San Valentino al Museo dell’auto di Torino

Fiori, scambi di bigliettini e messaggi romantici. La tradizione di San Valentino ha preso piede in numerosi paesi del mondo, caratterizzandosi, tra gli altri aspetti, per una forte valenza commerciale. Con buona pace dei sentimenti, anzi, si potrebbe affermare che oggigiorno si tratta di una tra le feste più commerciali che ci siano, indipendentemente dal fatto che crediate o meno alla vera natura della ricorrenza, ovvero, rendere omaggio al Santo Patrono di Terni, protettore degli innamorati.

Quel che è certo è che nei prossimi giorni sarà piuttosto difficile sfuggire al bombardamento mediatico – tra tv, giornali e social network – mirato a convincerci che il modo migliore per festeggiare l’appuntamento del 14 febbraio sia abbandonarsi a un mare di smancerie, regali, scambi di gioielli, cioccolatini ed altri riti entrati a far parte, giocoforza, dell’immaginario collettivo.
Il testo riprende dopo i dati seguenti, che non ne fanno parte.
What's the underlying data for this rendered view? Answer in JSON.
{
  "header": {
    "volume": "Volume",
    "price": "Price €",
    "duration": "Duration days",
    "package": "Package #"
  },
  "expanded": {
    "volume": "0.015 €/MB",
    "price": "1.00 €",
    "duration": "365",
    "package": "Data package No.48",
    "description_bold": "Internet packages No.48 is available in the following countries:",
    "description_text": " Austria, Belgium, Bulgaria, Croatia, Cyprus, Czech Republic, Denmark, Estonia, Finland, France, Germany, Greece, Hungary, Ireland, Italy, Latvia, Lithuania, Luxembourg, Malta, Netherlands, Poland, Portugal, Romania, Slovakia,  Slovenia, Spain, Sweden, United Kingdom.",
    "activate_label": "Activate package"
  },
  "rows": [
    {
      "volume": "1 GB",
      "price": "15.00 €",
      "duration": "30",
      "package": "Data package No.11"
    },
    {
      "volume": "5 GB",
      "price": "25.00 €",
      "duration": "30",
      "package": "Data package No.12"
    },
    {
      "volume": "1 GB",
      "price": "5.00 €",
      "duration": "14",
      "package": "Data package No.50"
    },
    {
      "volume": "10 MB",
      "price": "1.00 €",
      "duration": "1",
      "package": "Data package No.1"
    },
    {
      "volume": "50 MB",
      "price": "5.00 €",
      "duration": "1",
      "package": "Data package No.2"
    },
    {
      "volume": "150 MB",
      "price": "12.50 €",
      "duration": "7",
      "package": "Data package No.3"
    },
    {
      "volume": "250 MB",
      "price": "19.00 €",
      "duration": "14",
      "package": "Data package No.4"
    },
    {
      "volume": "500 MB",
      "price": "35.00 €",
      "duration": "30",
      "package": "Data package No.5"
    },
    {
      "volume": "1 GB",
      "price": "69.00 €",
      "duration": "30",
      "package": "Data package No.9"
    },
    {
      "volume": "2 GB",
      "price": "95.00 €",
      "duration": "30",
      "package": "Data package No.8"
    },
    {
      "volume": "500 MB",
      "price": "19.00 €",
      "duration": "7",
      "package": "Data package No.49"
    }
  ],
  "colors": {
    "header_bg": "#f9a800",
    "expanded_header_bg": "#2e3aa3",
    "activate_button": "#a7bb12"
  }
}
Dal punto di vista statistico e culturale, invece, un fatto innegabile è che nei tempi moderni molte storie di amore – probabilmente anche una delle vostre – abbiano avuto inizio, si siano consumate e persino concluse all’interno dell’abitacolo di una quattroruote. Quanti di noi non ricordano, con un pizzico di nostalgia, l’attimo in cui, nell’intimità della propria quattroruote, ci si è scambiati il primo bacio, o forse anche qualcosa di più?  Teatro delle prime frasi d’amore, di maldestre carezze, di sguardi languidi da pesce lesso nel tentativo vano di somigliare a Rodolfo Valentino o Rita Hayworth, di passioni manifestate o malcelate, l’automobile è entrata a pieno titolo a fare parte dei luoghi destinati all’espressione dei propri sentimenti.
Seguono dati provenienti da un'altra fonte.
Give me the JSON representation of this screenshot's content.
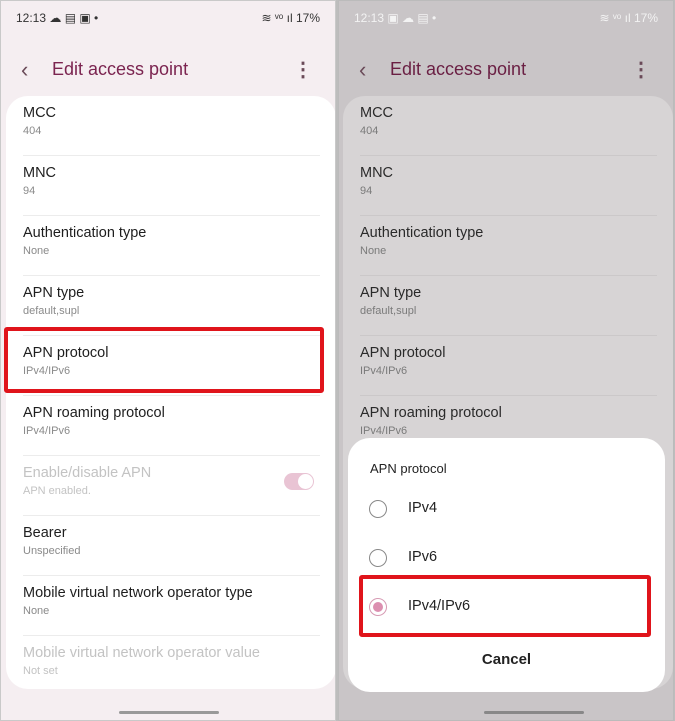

Non stupisce quindi che, secondo quanto confermato anche da un’interessante infografica sulle auto e l’amore realizzata in occasione della ricorrenza di San Valentino da Noicompriamoauto.it, impresa leader a livello europeo nella compravendita online di autoveicoli usati, l’automobile sia non solo, dopo la camera da letto, il luogo preferito dalle coppie per fare sesso, ma anche lo scenario scelto dal 37% delle coppie di fidanzati per scambiarsi gli anelli e pronunciare il fatidico  – sebbene ancora ufficioso – sì.
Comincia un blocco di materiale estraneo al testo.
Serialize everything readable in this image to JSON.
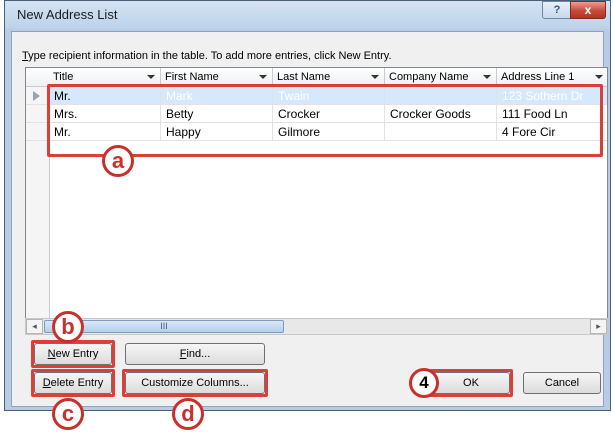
{
  "window": {
    "title": "New Address List",
    "help_glyph": "?",
    "close_glyph": "x"
  },
  "instructions": {
    "first_char": "T",
    "rest": "ype recipient information in the table.  To add more entries, click New Entry."
  },
  "table": {
    "columns": [
      {
        "label": "Title"
      },
      {
        "label": "First Name"
      },
      {
        "label": "Last Name"
      },
      {
        "label": "Company Name"
      },
      {
        "label": "Address Line 1"
      }
    ],
    "rows": [
      {
        "selected": true,
        "cells": [
          "Mr.",
          "Mark",
          "Twain",
          "",
          "123 Sothern Dr"
        ]
      },
      {
        "selected": false,
        "cells": [
          "Mrs.",
          "Betty",
          "Crocker",
          "Crocker Goods",
          "111 Food Ln"
        ]
      },
      {
        "selected": false,
        "cells": [
          "Mr.",
          "Happy",
          "Gilmore",
          "",
          "4 Fore Cir"
        ]
      }
    ]
  },
  "scrollbar": {
    "left_glyph": "◂",
    "right_glyph": "▸",
    "thumb_grip": "III"
  },
  "buttons": {
    "new_entry": {
      "first": "N",
      "rest": "ew Entry"
    },
    "find": {
      "first": "F",
      "rest": "ind..."
    },
    "delete_entry": {
      "first": "D",
      "rest": "elete Entry"
    },
    "customize_columns": {
      "first": "",
      "rest": "Customize Columns..."
    },
    "ok": "OK",
    "cancel": "Cancel"
  },
  "annotations": {
    "a": "a",
    "b": "b",
    "c": "c",
    "d": "d",
    "step": "4",
    "highlight_color": "#d9403a"
  }
}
E, a questo proposito, è possibile segnalare anche la curiosa iniziativa organizzata dal Museo dell’Auto di Torino, che il prossimo 14 febbraio, in collaborazione con la compagnia teatrale Teatro e Società, organizza una visita teatrale guidata alla collezione del museo, con l’intento di svelare alcuni aspetti relativi all’indissolubile connubio tra auto e storie d’amore. Attori guida accompagneranno i visitatori lungo il percorso museale, ripercorrendo le storie inusuali e di alcune celebri coppie del XX secolo, da Gabriele d’Annunzio ed Eleonora Duse a John Fitzgerald Kennedy e Marylin Monroe, passando per Margherita di Savoia e Umberto.

Due gli orari previsti per la visita, il primo alle 15.30 e il secondo alle 17.30; è richiesta la prenotazione. L’ingresso al museo è possibile sfruttando la promozione due per uno (1 biglietto a 12 euro e uno gratis) ed è gratuito per i possessori dell’Abbonamento Torino Musei, con supplemento di 4 euro a persona per partecipare alla visita teatrale.